Fonte: Folha de Londrina
São Paulo - Em tudo se mantendo constante, em pressão e temperatura, na economia brasileira, o poder de compra de bens e serviços das classes sociais C, D e E deverá chegar em 2012 crescendo o dobro da taxa de expansão da capacidade de consumo das classes mais abastadas A e B. É o que mostra estudo ''Consumo das Famílias Brasileiras até 2020'' apresentado pela Federação do Comércio de Bens, Serviços e Turismo do Estado de São Paulo (Fecomercio) durante o debate ''A Nova classe média brasileira'', realizado em 2 de junho.
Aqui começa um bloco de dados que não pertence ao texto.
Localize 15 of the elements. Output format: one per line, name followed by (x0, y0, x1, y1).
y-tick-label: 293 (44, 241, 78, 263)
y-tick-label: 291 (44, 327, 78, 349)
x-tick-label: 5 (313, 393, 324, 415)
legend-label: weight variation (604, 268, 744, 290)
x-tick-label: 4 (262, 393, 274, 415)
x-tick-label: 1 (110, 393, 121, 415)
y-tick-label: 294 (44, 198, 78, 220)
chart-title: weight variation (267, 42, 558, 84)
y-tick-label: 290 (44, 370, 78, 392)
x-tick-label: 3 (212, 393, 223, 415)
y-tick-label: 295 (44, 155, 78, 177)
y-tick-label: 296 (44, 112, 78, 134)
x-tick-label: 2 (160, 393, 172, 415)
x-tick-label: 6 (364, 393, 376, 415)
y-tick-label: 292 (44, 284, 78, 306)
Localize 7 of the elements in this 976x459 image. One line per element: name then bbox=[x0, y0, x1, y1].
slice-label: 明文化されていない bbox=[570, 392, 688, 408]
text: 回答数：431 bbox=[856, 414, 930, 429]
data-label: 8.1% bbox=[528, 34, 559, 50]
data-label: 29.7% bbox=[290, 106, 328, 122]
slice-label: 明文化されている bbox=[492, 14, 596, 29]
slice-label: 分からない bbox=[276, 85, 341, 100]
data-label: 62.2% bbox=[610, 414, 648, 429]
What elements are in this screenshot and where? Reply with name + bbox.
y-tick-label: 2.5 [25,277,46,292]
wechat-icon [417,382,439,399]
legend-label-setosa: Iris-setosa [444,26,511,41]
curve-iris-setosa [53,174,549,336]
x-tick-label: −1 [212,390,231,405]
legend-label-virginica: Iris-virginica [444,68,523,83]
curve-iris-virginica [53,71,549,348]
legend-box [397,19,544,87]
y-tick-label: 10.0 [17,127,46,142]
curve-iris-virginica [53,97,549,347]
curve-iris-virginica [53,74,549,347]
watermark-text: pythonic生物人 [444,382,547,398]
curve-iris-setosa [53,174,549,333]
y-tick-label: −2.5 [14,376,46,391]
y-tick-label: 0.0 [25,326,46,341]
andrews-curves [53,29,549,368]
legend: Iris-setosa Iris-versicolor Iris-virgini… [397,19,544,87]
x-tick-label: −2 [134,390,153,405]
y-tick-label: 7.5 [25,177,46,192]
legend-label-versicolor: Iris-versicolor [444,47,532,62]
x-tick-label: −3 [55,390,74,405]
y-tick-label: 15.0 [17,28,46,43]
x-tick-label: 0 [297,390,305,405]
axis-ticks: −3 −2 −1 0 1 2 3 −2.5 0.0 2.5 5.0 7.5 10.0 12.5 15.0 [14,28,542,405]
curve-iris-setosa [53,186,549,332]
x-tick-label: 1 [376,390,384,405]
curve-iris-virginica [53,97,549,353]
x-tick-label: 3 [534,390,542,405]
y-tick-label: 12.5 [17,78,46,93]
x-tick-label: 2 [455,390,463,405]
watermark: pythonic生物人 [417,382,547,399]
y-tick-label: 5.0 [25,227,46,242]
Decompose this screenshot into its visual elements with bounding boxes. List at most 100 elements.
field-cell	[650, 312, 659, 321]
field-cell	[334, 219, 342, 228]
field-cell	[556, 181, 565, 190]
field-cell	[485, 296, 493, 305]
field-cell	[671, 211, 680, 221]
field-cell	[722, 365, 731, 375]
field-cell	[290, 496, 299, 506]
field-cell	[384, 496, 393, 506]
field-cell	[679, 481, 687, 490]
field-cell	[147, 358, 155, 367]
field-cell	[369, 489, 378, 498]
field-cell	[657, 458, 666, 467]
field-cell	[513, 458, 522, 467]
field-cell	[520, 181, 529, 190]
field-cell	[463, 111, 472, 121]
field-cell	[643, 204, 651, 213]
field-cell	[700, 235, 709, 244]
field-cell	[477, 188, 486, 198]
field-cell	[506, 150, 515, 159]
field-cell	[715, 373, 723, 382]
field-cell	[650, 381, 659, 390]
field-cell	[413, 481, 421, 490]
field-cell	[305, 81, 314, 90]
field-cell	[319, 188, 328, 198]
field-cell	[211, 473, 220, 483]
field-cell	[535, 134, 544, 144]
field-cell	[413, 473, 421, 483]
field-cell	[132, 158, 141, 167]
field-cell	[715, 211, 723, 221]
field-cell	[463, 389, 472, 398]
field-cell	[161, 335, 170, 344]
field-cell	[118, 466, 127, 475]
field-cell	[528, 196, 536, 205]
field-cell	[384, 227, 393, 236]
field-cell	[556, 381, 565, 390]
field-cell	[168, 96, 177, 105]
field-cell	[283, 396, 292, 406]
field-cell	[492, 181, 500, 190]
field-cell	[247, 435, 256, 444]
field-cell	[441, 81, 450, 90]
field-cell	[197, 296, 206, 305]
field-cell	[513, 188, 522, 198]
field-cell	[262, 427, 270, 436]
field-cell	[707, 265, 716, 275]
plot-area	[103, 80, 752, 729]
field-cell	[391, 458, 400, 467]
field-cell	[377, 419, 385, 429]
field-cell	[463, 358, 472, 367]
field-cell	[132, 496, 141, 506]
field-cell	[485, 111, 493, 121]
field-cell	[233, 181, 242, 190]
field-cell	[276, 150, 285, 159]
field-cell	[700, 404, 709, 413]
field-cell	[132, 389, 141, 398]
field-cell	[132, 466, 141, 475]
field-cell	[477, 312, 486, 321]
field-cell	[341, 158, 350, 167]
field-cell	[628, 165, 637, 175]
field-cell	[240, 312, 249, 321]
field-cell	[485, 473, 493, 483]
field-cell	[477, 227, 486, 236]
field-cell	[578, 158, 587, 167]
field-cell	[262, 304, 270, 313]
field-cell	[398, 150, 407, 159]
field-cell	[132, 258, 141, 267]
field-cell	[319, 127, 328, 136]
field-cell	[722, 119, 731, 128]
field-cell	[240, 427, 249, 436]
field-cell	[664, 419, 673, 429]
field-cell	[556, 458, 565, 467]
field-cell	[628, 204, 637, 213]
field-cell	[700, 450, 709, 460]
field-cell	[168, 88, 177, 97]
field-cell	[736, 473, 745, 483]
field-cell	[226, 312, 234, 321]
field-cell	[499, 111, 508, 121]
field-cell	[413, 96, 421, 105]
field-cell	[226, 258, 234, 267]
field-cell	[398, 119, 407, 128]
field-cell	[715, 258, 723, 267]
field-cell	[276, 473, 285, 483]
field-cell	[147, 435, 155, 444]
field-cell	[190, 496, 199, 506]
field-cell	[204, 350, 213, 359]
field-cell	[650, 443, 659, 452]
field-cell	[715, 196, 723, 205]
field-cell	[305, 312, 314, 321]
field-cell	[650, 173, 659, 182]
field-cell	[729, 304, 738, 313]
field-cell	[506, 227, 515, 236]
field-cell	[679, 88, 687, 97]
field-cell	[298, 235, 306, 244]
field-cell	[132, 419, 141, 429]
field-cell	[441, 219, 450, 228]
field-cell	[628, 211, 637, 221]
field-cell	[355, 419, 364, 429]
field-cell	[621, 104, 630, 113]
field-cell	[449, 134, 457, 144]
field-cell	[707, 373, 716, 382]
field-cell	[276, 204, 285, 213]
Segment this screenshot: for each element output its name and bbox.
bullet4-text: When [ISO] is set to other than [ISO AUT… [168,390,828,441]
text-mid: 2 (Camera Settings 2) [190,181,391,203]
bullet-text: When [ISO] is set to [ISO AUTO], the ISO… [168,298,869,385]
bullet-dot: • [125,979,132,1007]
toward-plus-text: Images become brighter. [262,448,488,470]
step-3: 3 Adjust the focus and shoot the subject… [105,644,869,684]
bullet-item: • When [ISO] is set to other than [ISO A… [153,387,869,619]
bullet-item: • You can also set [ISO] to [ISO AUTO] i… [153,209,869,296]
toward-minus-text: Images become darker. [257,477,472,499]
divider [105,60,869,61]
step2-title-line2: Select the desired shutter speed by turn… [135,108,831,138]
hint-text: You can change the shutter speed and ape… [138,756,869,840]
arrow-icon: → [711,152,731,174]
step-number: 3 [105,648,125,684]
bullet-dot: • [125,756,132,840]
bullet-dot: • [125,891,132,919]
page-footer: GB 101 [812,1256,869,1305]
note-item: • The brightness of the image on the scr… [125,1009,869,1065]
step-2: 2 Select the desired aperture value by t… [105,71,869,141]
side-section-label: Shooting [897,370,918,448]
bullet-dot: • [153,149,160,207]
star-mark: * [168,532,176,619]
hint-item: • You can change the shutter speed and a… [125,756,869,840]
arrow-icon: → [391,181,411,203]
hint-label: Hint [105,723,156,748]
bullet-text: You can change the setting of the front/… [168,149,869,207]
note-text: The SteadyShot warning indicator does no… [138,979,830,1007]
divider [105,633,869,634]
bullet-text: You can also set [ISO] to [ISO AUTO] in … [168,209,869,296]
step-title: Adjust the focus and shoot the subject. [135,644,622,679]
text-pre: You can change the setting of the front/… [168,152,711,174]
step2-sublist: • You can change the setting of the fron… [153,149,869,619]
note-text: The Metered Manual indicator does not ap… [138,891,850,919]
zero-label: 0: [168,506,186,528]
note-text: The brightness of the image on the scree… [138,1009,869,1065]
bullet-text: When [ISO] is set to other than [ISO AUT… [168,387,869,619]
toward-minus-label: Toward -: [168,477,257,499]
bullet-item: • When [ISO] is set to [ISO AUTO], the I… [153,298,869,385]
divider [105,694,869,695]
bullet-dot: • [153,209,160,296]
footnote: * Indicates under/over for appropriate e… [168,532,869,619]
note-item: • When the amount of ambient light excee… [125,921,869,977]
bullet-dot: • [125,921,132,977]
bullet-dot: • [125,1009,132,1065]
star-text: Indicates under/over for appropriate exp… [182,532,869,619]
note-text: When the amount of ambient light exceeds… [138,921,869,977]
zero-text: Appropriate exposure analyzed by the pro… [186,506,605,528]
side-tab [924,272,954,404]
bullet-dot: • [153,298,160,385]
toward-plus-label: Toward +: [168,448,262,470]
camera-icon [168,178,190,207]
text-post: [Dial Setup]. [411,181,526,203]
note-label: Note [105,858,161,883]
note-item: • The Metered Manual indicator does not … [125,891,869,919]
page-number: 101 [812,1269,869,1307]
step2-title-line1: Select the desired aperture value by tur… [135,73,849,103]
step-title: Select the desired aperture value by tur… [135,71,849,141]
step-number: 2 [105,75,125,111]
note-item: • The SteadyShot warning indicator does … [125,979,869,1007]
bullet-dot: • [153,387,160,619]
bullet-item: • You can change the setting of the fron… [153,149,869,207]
Pelo documento, deste ano até 2012, o consumo das famílias da classe C, com salário mensal de cinco a 10 salários mínimos deverá crescer a uma taxa de 7% ao ano. No estrato de renda de dois a cinco mínimos, no qual se insere a classe D, o consumo deverá crescer 8% por ano até 2012 e na classe E, que recebem até dois salários mínimos mensalmente, o consumo também deverá se expandir à razão de 8% ao ano. Já as classes B e A, que percebem rendas mensais de 10 a 30 salários e mais de 30 salários, pela ordem, o crescimento do poder de compra até 2012 será de 4%.
No ano passado, o consumo das três classes mais baixas juntas somaram R$ 864 bilhões , valor que representou 78% do total gasto pelas classes A e B, que somou R$ 1,10 trilhão. ''Mantido o ritmo de expansão de consumo das famílias verificado na última década e caso se materializem as projeções de aumento de investimentos e de gastos públicos nos próximos anos, um impacto significativo nas contas públicas poderá ocorrer já a partir de 2013, provocando um expressivo aumento do déficit de conta corrente'', afirmam os especialistas da Fecomercio.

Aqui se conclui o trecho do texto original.